Spaced out: P’Slope author writes crime thriller about Nigerian space program

Spaced out: P’Slope author writes crime thriller about Nigerian space program
Space man: Park Slope author Deji Olukotun with his new novel, “Nigerians in Space.”
Photo by Stefano Giovannini

When Deji Olukotun combined his two careers of law and literature, he came up with a crime thriller that is out of this world.

The Park Slope resident, now a writing fellow at the PEN American Center, was working as a refugee attorney in Cape Town, South Africa, when inspiration for his new novel, “Nigerians in Space,” struck.

The book tells the story of Nigerian lunar geologist who wants to steal part of the moon, an abalone smuggler, and the daughter of a freedom fighter, unravelling the mystery of how their lives and stories intersect. We caught up with Olukotun to find out how he dreamed up such a fantastical scenario from his office in Brooklyn.

Samantha Lim: How did working as a refugee attorney in Cape Town inspire your novel?

Deji Olukotun: Two of the characters are refugees living in the country, because that’s what I was doing for work.

SL: The book features a very colorful set of characters including an abalone smuggler. Is this based off a real black market in South Africa?

DO: Yeah! It’s a huge black market. I was researching crimes against refugees and came across this paper about abalone smuggling near Cape Town. It was so detailed and so rich. If you’re living in a little fishing village, it’s really hard to make a living. But if you get your hands on abalone, you can sell it for a lot of money … People also raise abalone in farms like with salmon farming. What I wanted to explore is, “What if you were really good at your job in one of these farms and you got fired?
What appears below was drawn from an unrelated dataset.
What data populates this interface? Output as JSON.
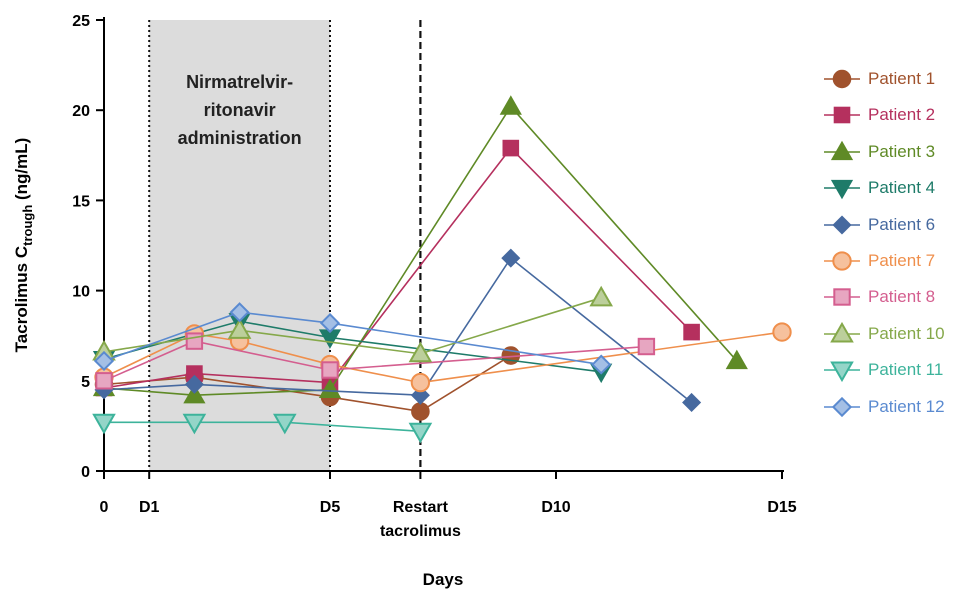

And you knew that a hundred yards away, you could walk into the water and make a lot of money?”

SL: Explain the concept of “brain gain” that is addressed in the book?

DO: Someone mentioned it during a trip to Nigeria with my father and my brother. The idea is to take advantage of Nigeria’s diaspora community and have them bring back what they learn. “Brain drain” is basically the exodus of talent from Africa — people who are seeking better opportunities by going to Europe and the US. The person who brought up the idea of “brain gain” — clever word play, which I thought was very funny — said it kind of cynically, but also implied that we should take advantage of what our countrymen have picked up overseas. That informs a big chunk of my novel’s plot. This government minister in Nigeria invites a bunch of diaspora scientists to return to form a new space program.

SL: Is this where the mission to steal part of the moon comes in?

DO: Yes! It’s the most thriller part of the book. I don’t want to give too much away, but the idea is that he wants to see an act of commitment from everyone to show that they’re more than just happy to be there — that they’re actually invested in the program.

“Nigerians in Space” is available at Word Bookstore [126 Franklin St. at Milton Street in Greenpoint, (718) 383–0096, www.wordbookstores.com].